Untuk memahami fisafat positivisme Auguste Comte dalam pandangan umum dan khususnya
dalam pengertian pengembangan, perlu sekiranya memahami lebih dulu apa yang dimaksud
dengan “positif” menurut Auguste Comte: Sebagai lawan atau kebalikan atas sesuatu yang
bersifat khayal, maka pengertian “positif” pertama diartikan sebagai sesuatu ‘yang nyata’.

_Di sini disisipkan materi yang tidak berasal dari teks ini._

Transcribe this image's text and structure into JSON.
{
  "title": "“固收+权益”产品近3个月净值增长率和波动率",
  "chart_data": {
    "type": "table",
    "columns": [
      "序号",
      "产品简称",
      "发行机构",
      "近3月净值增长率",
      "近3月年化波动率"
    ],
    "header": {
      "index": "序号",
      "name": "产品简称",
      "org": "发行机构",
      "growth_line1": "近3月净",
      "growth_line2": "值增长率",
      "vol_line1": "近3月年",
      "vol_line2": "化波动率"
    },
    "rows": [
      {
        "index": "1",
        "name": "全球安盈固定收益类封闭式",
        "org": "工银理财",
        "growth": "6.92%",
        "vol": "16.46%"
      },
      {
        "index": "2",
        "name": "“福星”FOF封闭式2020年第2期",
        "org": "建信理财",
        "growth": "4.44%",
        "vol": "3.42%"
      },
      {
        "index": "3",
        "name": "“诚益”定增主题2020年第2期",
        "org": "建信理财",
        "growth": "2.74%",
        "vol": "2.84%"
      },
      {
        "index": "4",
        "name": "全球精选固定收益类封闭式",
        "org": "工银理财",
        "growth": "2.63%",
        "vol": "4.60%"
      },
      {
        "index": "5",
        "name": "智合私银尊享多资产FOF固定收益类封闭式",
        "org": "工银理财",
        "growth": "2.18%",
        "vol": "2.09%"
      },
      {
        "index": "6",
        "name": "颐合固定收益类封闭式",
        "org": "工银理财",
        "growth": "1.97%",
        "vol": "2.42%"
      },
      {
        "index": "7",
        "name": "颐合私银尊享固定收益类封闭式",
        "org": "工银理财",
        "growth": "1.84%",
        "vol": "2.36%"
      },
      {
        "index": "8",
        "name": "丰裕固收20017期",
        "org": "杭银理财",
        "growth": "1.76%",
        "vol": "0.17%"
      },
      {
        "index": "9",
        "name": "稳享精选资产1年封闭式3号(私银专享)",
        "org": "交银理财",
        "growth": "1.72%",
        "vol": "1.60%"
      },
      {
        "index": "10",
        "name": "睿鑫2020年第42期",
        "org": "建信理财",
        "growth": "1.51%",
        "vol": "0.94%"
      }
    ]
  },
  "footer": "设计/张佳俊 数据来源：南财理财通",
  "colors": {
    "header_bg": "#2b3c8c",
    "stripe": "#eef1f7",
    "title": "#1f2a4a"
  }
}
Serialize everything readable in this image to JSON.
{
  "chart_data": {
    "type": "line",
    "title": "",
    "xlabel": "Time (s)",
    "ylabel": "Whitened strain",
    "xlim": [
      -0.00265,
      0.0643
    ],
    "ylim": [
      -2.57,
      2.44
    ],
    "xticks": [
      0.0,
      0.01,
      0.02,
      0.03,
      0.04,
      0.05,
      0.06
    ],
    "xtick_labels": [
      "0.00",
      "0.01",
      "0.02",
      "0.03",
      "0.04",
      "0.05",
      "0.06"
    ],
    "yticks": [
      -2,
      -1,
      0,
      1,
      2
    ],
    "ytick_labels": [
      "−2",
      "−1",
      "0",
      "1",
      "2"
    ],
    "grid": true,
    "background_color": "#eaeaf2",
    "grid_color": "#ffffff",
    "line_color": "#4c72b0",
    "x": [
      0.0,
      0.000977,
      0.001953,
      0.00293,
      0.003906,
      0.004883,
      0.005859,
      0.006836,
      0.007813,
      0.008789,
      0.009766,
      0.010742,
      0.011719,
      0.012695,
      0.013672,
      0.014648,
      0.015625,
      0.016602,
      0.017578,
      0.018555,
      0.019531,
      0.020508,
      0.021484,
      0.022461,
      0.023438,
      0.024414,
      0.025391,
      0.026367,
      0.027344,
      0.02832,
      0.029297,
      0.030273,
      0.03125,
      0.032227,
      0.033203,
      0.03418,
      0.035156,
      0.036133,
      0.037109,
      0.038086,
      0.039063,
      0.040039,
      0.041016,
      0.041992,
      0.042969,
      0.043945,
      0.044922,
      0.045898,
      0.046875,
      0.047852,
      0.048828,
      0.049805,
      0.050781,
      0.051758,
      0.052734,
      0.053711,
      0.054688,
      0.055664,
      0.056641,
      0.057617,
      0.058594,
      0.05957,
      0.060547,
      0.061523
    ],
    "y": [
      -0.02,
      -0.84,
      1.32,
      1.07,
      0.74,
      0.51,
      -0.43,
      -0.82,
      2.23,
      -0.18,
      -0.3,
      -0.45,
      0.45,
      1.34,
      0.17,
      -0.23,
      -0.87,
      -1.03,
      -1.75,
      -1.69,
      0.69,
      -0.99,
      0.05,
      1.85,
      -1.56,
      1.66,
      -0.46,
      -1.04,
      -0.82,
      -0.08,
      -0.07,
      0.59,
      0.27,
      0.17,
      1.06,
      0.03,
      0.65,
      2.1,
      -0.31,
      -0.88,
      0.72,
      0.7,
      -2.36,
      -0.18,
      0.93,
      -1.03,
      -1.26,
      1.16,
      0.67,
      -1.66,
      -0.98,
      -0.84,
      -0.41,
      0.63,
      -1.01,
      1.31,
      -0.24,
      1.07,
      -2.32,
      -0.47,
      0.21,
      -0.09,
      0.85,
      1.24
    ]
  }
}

Sebagai lawan atau kebalikan atas sesuatu yang tidak bermafaat, maka pengertian “positif”
diartikan sebagai pensifatan sesuatu ‘yang bermanfaat’. Sebagai lawan atau kebalikan sesuatu
yang meragukan, maka pengertian “positif” diartikan sebagai pensifatan sesuatu ‘yang pasti’.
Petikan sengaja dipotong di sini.